Fanttik X9 Pro Tire Inflator Review: The Air Pump I Keep on My Motorcycle

I carry the Fanttik X9 Pro tire inflator on my motorcycle religiously now
I picked up the Fanttik X9 Pro because I wanted something tiny I could actually keep on the bike for my weekly tire check without having to drag a hose and a corded compressor out of the garage. Most inflators are too bulky to live in a saddlebag. This one is small enough that I can toss it in and forget it’s there until I need it.
For topping off motorcycle tires it’s been perfect. On my adventure bike it’s easy to reach the valve, and even on my Goldwing — where the hose is a little short for the awkward valve position — I can make it work with a bit of patience. It reads within about 1 psi of my other gauge, so I trust the number it gives me.
Surprisingly punchy for its size
The thing that actually shocked me was a real flat. A guy at work ran a screw into the tire on his little SUV and it was sitting at zero, completely flat. I hooked the X9 Pro up and it filled that tire to 35 psi in somewhere between five and ten minutes — while it was still leaking a bit — and only used about half the battery. For something this compact, that’s serious power. Set the pressure, it auto-shuts-off when it hits the number, no guessing.
The honest catch: battery and longevity
I want to be straight about the downsides because they’re real. The battery is the weak point. On mine I get strong runtime, but I’ve seen plenty of people say theirs only lasts about ten minutes of continuous running before it’s drained from a full charge. If you’re doing a lot of work in one go, that’s a limitation.
The bigger concern I’ve noticed across owners is reliability over time. Some units throw an error code (an “EA5” type message) or simply stop taking a charge after light use — a few months to a year and a half in. Mine’s still going, but it’s clearly a unit-to-unit lottery. The flip side is that when people have actually gotten through to Fanttik support with a video and invoice, they’ve sent out replacements, so the warranty does seem to mean something if you push.
Pros and cons
- Pro: genuinely pocket-sized, fits in a saddlebag — best part for me.
- Pro: way more power than the size suggests; handled a fully flat car tire on half a charge.
- Pro: accurate readings and reliable auto-shutoff.
- Con: battery runtime can be short, especially on bigger jobs.
- Con: spotty long-term reliability — error codes and dead batteries show up in a chunk of reviews.

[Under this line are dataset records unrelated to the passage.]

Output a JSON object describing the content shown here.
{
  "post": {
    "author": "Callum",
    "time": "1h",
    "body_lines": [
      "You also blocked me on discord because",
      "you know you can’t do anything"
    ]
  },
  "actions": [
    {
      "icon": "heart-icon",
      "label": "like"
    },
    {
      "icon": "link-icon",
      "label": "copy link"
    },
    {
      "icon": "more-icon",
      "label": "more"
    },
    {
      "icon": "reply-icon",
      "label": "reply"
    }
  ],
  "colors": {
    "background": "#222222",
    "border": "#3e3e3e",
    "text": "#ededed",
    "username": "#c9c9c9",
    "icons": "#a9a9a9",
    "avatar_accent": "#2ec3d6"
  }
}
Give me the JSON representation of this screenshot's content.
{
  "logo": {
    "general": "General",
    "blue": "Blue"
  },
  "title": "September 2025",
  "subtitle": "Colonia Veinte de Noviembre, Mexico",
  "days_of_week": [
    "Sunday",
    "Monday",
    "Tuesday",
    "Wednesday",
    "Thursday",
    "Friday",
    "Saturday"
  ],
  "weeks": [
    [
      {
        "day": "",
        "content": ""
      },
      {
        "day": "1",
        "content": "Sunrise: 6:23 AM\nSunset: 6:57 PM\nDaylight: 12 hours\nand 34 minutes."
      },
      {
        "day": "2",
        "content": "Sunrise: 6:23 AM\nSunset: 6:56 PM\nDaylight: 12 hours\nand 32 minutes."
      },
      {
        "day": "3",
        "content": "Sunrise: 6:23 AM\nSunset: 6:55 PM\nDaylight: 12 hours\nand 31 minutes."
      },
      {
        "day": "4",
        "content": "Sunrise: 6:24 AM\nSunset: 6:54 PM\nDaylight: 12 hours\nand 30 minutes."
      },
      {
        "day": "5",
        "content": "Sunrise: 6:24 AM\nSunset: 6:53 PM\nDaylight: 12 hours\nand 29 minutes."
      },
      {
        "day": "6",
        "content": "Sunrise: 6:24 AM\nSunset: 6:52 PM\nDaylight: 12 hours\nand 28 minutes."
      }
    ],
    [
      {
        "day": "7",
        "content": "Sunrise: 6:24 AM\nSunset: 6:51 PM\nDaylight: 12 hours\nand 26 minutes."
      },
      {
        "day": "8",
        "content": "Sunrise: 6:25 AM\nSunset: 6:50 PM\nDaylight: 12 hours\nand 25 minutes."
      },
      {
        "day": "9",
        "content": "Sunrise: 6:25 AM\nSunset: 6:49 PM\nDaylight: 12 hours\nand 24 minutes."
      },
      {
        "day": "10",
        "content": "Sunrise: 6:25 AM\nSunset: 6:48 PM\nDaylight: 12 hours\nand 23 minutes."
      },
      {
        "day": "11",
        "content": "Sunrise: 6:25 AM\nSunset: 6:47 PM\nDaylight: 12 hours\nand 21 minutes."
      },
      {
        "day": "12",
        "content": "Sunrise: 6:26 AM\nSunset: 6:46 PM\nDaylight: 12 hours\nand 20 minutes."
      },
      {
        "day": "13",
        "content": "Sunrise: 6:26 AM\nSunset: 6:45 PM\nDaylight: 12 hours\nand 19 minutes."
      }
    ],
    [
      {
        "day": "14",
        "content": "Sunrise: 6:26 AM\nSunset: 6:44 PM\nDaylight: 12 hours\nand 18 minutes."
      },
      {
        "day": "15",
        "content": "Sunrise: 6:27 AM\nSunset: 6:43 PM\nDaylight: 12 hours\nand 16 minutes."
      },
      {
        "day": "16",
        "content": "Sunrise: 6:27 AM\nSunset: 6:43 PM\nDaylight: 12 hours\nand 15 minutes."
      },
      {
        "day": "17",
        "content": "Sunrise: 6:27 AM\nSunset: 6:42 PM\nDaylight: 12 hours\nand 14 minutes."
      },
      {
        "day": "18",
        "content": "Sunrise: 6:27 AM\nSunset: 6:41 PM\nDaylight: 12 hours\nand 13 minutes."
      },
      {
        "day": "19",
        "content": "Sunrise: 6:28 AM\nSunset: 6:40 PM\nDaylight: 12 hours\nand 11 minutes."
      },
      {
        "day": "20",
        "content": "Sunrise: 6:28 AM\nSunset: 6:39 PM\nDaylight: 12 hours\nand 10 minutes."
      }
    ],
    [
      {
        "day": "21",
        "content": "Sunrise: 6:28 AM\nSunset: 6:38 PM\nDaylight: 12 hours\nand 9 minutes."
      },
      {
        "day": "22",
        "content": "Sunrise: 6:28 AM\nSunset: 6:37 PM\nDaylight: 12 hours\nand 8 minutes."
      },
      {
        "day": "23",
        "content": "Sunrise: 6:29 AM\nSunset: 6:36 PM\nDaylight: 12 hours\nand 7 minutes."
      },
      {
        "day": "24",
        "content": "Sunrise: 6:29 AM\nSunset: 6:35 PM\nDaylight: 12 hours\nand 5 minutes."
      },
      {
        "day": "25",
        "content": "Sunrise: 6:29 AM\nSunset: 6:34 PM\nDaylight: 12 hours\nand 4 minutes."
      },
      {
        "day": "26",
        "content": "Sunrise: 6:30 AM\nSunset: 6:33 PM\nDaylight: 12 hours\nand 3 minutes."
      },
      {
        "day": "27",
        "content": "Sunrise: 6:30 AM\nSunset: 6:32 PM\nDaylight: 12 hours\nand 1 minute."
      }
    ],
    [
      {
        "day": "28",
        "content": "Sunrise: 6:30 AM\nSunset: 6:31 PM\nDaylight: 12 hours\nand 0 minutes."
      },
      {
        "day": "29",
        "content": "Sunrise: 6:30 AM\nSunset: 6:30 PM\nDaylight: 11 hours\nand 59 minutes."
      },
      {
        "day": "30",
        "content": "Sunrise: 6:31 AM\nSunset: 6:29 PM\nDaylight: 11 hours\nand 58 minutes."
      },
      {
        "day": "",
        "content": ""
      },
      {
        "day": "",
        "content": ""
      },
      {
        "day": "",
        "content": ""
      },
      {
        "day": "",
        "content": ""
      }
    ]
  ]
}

- Con: hose is a bit short for some bike valve positions.
My verdict
If you ride and you want something you can actually keep on the bike, this is the one I’d point you to — its size is the whole reason it works for me, and the power is a real bonus. If your main use is a big SUV or you need a workhorse that runs for long stretches, the small battery and the reliability question marks would give me pause. For motorcycle and quick-top-off duty, I’m glad I have it, and I’d buy it again with my eyes open about the battery.